Trying to make one database do both creates problems. Redis Cluster is great for hot state but doesn’t provide linearizability. etcd provides linearizability but would choke on the write volume of per-tick state updates.

The CAP Tradeoff

Redis prioritizes availability during partitions. If the primary goes down, a replica can be promoted quickly. But during that brief window, different nodes might have different views of who owns a tile.

etcd prioritizes consistency. During a partition, it will refuse writes rather than risk divergence. This is exactly what we want for tile ownership records.

Our Three-Tier Storage

TierTechnologyUse CaseConsistencyLatency
Hot stateRedisEntity positions, combat stateEventual< 1ms
CoordinationetcdTile ownership, epochsLinearizable~10ms
DurableDynamoDBInventories, player profilesStrong~50ms

Each tier handles what it’s good at.

When Redis Loses Data

Redis is not durable by default. A crash can lose seconds of writes. For hot state, we accept this tradeoff:

  • Entity positions can be recovered from last known good state
  • Combat state can be reconstructed from event logs
  • Clients can replay from the last acknowledged tick

For coordination, this would be catastrophic. Losing a tile ownership record means two processors could claim the same tile.

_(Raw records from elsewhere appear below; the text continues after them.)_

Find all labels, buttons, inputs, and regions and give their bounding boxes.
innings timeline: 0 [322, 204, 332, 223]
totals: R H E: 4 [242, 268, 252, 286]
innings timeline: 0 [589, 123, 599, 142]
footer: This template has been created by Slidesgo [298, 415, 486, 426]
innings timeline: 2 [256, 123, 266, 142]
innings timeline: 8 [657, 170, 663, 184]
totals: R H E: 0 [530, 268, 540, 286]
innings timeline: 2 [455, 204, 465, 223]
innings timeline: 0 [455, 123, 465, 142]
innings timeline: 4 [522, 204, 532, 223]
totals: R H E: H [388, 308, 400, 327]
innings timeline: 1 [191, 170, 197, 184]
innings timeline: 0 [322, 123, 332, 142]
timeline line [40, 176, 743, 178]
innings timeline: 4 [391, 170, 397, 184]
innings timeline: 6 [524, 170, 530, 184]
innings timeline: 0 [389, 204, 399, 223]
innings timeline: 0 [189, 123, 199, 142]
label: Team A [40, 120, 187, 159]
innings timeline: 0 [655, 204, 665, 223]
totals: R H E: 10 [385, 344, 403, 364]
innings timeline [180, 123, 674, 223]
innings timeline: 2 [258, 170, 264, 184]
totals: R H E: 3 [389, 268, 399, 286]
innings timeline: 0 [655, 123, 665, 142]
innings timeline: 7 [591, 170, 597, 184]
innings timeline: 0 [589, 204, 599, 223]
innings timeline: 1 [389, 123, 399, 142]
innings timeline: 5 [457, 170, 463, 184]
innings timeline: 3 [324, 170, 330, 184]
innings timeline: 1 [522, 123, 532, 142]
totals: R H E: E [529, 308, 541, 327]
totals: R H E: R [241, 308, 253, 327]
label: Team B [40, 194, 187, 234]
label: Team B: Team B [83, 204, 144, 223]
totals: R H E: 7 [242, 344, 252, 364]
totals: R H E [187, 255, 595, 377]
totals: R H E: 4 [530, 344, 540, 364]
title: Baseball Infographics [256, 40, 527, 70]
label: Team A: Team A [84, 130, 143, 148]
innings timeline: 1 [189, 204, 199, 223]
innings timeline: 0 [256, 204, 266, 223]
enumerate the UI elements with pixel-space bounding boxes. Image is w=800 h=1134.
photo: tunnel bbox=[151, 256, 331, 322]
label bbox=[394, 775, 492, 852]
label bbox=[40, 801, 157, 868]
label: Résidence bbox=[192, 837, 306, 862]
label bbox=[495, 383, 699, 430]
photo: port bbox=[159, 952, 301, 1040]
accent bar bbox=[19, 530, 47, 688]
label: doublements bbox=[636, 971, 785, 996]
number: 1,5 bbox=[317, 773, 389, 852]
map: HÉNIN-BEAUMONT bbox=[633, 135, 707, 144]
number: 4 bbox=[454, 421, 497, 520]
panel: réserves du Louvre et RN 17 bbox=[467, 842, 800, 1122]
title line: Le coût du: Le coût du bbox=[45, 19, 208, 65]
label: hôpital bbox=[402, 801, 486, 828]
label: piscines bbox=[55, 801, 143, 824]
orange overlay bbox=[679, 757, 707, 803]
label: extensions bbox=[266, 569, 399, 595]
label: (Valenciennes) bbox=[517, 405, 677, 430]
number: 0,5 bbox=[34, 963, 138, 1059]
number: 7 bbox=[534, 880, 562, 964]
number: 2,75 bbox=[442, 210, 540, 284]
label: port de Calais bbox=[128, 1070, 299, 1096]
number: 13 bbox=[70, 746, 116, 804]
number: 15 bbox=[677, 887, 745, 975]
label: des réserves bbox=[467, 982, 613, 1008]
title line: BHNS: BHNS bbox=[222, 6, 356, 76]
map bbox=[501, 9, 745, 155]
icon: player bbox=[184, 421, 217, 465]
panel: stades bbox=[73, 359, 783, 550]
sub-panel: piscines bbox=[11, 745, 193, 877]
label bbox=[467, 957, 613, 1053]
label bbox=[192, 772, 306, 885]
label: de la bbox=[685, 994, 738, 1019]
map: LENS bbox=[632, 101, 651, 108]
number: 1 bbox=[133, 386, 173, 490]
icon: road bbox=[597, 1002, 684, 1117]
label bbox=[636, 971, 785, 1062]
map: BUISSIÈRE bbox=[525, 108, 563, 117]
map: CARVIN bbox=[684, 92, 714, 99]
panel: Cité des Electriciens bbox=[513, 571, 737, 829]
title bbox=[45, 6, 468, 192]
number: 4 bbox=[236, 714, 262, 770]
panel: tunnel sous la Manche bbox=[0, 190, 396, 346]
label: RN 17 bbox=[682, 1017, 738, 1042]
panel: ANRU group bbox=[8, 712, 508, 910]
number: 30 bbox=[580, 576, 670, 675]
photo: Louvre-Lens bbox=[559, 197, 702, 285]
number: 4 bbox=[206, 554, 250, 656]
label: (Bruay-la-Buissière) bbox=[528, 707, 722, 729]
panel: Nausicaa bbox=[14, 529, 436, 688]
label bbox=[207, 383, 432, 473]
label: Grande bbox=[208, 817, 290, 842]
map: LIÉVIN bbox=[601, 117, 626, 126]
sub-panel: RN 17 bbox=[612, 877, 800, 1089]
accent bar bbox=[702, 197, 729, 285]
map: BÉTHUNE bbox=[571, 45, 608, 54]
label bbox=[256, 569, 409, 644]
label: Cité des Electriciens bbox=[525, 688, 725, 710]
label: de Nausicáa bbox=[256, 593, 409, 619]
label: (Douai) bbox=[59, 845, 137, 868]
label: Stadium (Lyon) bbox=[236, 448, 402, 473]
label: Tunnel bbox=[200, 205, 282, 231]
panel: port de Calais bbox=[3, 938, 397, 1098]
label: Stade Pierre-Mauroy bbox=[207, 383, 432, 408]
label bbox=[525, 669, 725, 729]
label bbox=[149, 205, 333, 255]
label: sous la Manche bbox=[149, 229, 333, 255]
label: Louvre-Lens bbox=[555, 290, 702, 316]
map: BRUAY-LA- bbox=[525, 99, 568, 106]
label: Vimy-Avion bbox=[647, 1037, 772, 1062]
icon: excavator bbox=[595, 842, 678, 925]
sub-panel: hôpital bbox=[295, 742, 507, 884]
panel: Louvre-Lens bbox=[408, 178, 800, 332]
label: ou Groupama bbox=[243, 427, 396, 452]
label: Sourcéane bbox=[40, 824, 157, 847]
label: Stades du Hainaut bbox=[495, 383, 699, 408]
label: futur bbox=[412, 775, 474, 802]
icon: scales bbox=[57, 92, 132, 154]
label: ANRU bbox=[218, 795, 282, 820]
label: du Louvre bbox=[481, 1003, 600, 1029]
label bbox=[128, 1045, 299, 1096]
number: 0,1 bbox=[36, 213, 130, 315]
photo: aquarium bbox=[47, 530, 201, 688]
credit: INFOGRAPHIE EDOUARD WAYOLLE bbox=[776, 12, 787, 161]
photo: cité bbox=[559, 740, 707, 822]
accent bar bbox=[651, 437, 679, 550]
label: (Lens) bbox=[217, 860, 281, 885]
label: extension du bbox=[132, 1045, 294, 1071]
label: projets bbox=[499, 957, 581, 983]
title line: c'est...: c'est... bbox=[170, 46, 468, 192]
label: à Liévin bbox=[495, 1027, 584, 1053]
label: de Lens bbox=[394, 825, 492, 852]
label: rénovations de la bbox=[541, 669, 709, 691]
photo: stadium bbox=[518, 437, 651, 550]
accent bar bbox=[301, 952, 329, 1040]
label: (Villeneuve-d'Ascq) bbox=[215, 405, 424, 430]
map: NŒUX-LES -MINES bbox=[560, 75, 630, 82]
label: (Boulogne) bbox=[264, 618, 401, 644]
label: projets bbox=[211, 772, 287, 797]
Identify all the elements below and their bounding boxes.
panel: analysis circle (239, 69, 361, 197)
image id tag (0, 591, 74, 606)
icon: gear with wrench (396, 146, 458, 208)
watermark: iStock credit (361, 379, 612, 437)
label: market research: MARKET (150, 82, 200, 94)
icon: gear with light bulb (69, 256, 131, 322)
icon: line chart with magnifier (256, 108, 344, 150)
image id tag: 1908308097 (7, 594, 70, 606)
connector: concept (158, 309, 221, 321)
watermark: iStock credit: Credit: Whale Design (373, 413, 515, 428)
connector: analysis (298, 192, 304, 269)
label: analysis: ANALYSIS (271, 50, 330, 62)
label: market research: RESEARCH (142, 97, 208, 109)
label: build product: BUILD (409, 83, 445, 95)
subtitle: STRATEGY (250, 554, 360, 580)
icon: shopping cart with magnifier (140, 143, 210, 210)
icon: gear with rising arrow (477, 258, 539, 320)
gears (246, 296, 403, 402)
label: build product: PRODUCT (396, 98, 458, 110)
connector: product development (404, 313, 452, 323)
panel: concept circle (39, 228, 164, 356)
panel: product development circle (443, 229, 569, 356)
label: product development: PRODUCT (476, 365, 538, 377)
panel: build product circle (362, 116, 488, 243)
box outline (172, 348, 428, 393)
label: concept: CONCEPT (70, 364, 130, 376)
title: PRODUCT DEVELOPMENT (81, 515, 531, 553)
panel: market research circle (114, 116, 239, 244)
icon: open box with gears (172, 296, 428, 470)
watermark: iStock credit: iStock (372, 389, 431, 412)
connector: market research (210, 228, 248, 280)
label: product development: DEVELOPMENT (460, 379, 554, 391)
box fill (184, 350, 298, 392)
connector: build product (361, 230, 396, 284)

Why Not Use DynamoDB for Everything?

DynamoDB is durable and consistent. But:

  • It costs money per request
  • It has higher latency than Redis
  • It doesn’t do pub/sub efficiently

We use DynamoDB for the “source of truth” that survives crashes: player inventories, unlocked ships, persistent progress. But we don’t hit DynamoDB on every tick.

The Bottom Line

Using both Redis and etcd isn’t over-engineering—it’s using the right tool for each job. The hard part isn’t the technology choice; it’s defining the boundaries between what needs strict consistency and what can tolerate brief inconsistency.

That’s where architecture decisions become load-bearing.